Why voice matters more than you think
Voice carries information that text cannot. Tone, pace, and warmth communicate personality before a single word is understood. A rushed, clipped delivery feels corporate and cold. A relaxed, warm delivery feels human and trustworthy. Your audience forms an impression in the first three seconds, and most of it comes from how things are said, not what.
A four-part framework
When evaluating a voice for your brand, score it on four dimensions:
- Warmth: Does it feel approachable or authoritative? A wellness brand wants warmth; a security product may want authority.
- Energy: Is it calm and measured or bright and upbeat? Match it to your audience's mood when they encounter you.
- Pace: Fast pace signals excitement and efficiency; slower pace signals care and clarity.

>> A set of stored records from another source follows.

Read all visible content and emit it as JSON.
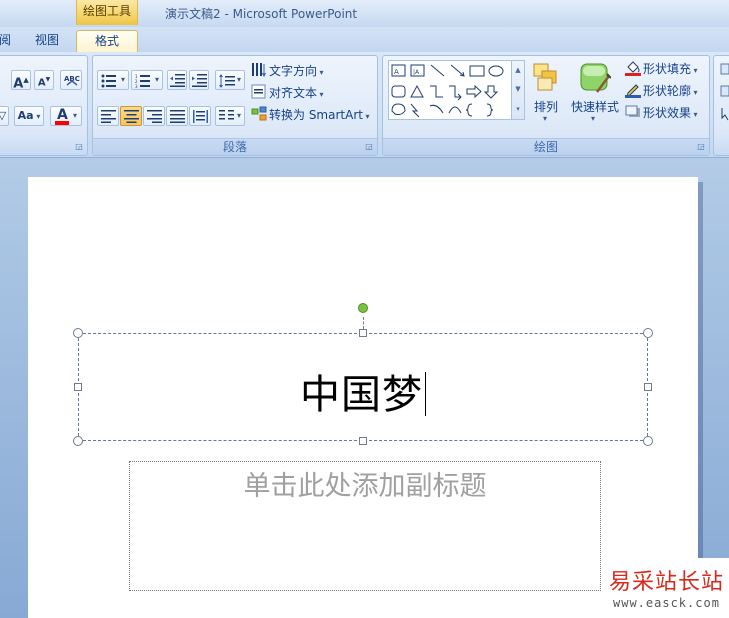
{
  "window": {
    "title": "演示文稿2 - Microsoft PowerPoint",
    "context_tab_header": "绘图工具"
  },
  "tabs": [
    {
      "label": "阅",
      "active": false
    },
    {
      "label": "视图",
      "active": false
    },
    {
      "label": "格式",
      "active": true
    }
  ],
  "ribbon": {
    "font_group": {
      "grow_font": "A",
      "shrink_font": "A",
      "clear_format": "ABC",
      "change_case": "Aa",
      "font_color": "A",
      "font_color_hex": "#ff0000"
    },
    "paragraph_group": {
      "label": "段落",
      "text_direction": "文字方向",
      "align_text": "对齐文本",
      "convert_smartart": "转换为 SmartArt"
    },
    "drawing_group": {
      "label": "绘图",
      "arrange": "排列",
      "quick_styles": "快速样式",
      "shape_fill": "形状填充",
      "shape_outline": "形状轮廓",
      "shape_effects": "形状效果"
    }
  },
  "slide": {
    "title_text": "中国梦",
    "subtitle_placeholder": "单击此处添加副标题"
  },
  "watermark": {
    "name": "易采站长站",
    "url": "www.easck.com"
  },
  "colors": {
    "accent": "#15428b",
    "context_tab": "#f5d56b",
    "rotate_handle": "#7ac142"
  }
}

- Accent and language: Choose what feels native to your core audience, not just what sounds "premium."
Consistency is the whole game
The biggest mistake brands make is switching voices between assets — one voice on the explainer video, another on the app, a third on the phone system. Audiences notice, even subconsciously. Pick one primary voice and use it everywhere. If you need variety, choose a small, intentional set: a primary voice plus one alternate for a different context.
A recognizable voice is a competitive advantage. Inconsistency throws it away.
Test before you commit
Do not choose a voice from a name or a one-line sample. Generate a real paragraph of your actual content — your tagline, a product description, a typical support message — and listen to it in context. A voice that sounds great reading marketing copy may feel wrong reading a refund policy.
Document your choice
Once you have chosen, write it down. Record the voice name, the settings you tuned (stability, similarity, speed), and examples of approved output. This becomes part of your brand guidelines so that anyone on your team produces audio that sounds unmistakably like you.
Your voice is one of the most memorable assets you own. Choose it with the same care you give your logo and your colors — because your audience will hear it far more often than they will see anything else.